Kornwestheim - Es war ein emotionales Prozessende: Zu drei Jahren Haft verurteilte die Achte Große Strafkammer des Landgerichts Stuttgart einen 27-jährigen Kornwestheimer – wegen unerlaubtem Handels mit Betäubungsmitteln in 28 Fällen. Mehr als vier Stunden hatte das Gericht zuvor getagt und bis zuletzt versucht, Licht ins Dunkel sich widersprechender Zeugenaussagen zu bringen. Als Richter Christian Klotz das Urteil sprach, schüttelte der Angeklagte nur noch traurig den Kopf und bat schließlich darum, seine Mutter noch einmal umarmen zu dürfen. Klotz gewährte ihm den Wunsch.

Vor allem die Aussagen des 23 Jahre alten Hauptzeugen hatten Fragezeichen aufgeworfen. Bei seiner Festnahme Ende April 2017 hatte er den Angeklagten schwer belastet. Immer wieder habe er von diesem größere Mengen Marihuana gekauft, hatte er gegenüber der Kornwestheimer Polizei ausgesagt, auch von einem weiteren Käufer war die Rede. Unterm Strich habe der Angeklagte rund 16,5 Kilogramm veräußert, führte Staatsanwalt Heibel in seinem Plädoyer aus. Er bezifferte den Wert des Rauschgifts auf rund 120 000 Euro.

Das Problem bei der Beweisführung: Einige Tage nach der Aussage hatte der 23-jährige Hauptzeuge all das widerrufen, was er zuvor gesagt hatte. Einer fingierten Übergabe zwischen ihm und dem Angeklagten, die die Polizei beobachten wollte, hatte er zunächst zugestimmt – und dann doch sein Einverständnis zurückgezogen. Aus diesem Grund hatte das Gericht erneut den Staatsanwalt, der anfänglich die Ermittlungen geführt hatte, sowie die Kornwestheimer Beamten, die mit dem Fall betraut waren, geladen. Auch ein medizinisch-forensischer Sachverständiger war eingeschaltet worden. Er legte sein Gutachten vor und bescheinigte dem Angeklagten, nicht abhängig und im Großen und Ganzen gesund zu sein.

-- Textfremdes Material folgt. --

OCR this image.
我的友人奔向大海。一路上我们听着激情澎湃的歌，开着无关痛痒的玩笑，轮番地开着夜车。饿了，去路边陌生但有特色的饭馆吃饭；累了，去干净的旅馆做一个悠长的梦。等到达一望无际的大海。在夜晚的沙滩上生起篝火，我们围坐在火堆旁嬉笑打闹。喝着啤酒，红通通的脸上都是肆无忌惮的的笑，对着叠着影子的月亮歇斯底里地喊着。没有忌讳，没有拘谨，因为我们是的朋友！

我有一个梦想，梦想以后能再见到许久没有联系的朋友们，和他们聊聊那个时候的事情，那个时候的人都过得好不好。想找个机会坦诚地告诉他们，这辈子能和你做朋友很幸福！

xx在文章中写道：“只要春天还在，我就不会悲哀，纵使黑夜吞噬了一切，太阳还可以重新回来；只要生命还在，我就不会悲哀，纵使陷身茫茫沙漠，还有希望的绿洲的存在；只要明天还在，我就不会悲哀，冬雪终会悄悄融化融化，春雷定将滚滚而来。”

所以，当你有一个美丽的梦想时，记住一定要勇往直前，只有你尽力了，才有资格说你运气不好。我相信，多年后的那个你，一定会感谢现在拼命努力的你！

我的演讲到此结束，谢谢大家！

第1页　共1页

Nicht richtig geklärt werden konnte aber bis zum Prozessende, was genau dem 23-Jährigen von den Ermittlern für seine Mitarbeit zugesagt worden war – etwa, wie sicher er mit seiner Kooperation der U-Haft entgehen könne. Ein 50 Jahre alter Polizeikommissar aus Kornwestheim hatte an einem früheren Prozesstag ausgesagt, sich gar nicht an Gespräche über die Scheinübergabe zu erinnern. Mittlerweile konnte er sich doch an Absprachen erinnern, ohne deren genauen Verlauf noch nachvollziehen zu können.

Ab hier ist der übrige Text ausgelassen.